The project was inspired by the limitations faced by the Human Rights Data Science Lab at the James Madison College of Michigan State University, which currently focuses primarily on evidence available in English, and uses translators within the lab and translation tools to translate non-English evidence. This creates a distinct bias toward specific regions or reporters who can communicate in English, and makes it difficult to find evidence that is not in English.
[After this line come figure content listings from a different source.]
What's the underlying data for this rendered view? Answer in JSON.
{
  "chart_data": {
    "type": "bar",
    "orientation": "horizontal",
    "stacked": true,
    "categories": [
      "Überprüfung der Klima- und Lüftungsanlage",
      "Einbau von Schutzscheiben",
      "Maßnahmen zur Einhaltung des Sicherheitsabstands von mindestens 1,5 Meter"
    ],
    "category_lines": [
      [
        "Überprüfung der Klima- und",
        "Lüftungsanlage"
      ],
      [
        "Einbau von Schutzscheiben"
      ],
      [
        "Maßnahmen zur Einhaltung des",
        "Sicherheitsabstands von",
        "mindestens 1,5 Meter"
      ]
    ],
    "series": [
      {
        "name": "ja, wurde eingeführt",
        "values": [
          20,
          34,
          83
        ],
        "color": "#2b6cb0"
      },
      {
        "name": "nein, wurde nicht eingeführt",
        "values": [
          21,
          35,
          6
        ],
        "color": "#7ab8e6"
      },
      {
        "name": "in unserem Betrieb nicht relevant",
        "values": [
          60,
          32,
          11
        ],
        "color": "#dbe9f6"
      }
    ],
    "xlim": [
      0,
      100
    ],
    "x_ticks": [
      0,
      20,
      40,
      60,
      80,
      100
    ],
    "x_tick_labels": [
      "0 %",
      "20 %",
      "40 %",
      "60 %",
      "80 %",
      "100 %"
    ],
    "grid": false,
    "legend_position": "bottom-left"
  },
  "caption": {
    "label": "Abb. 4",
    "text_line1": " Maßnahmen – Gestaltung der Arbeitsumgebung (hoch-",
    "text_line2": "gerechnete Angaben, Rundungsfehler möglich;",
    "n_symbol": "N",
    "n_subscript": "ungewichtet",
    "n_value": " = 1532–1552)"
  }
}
While translating found text is straightforward, the team identified that identifying key terms in other languages to find that evidence in the first place is a significant barrier.
CrossLing is a multilingual open-source intelligence (OSINT) pipeline designed to democratize access to human rights evidence.
Query Expansion: It aims to take English search terms and translate them into multiple languages (such as Arabic, Russian, or Spanish) to find localized reports.
Automated Gathering: It aims to scrape news articles and PDFs from the web based on those translated queries.
Synthesis: The tool aims to detect the language of the findings, translate them back into English, and provide a summary alongside original citations for verification.
The team designed a modular pipeline using a specific technical stack:
Frontend: Built with Streamlit for the MVP.
Search & Logic: Uses the Brave Search API to source evidence.
Translation & Detection: Employs DeepL or translation and fastText or langdetect for language identification.
The project faces several scope and technical constraints:
API Limitations: The team is staying within free tier limits or limited spending, restricting searches to approximately 5 sources per run.
Technical Complexity: Coordinating four distinct stages (Search, Scraping, Translation, and Frontend) to "talk to each other cleanly" requires significant integration effort.
We recognized the importance of human-in-the-loop workflows. By visiting an actual lab work session, we are learning how the tool must fit into the actual research process of human rights investigators rather than operating in a vacuum. We also learned to prioritize core functionality—providing citations and web addresses—before moving to advanced features like live translation.
Language Expansion: Finalizing the MVP with at least one Latin script and one non-Latin script language (from a target list of Arabic, Russian, Ukrainian, Spanish, and French).
Refined Packaging: Potentially moving beyond Streamlit to a React/Fast API web app, CLI, or web extension.
Other sources: Integrating computer vision and rapidly moving into social media sourcing.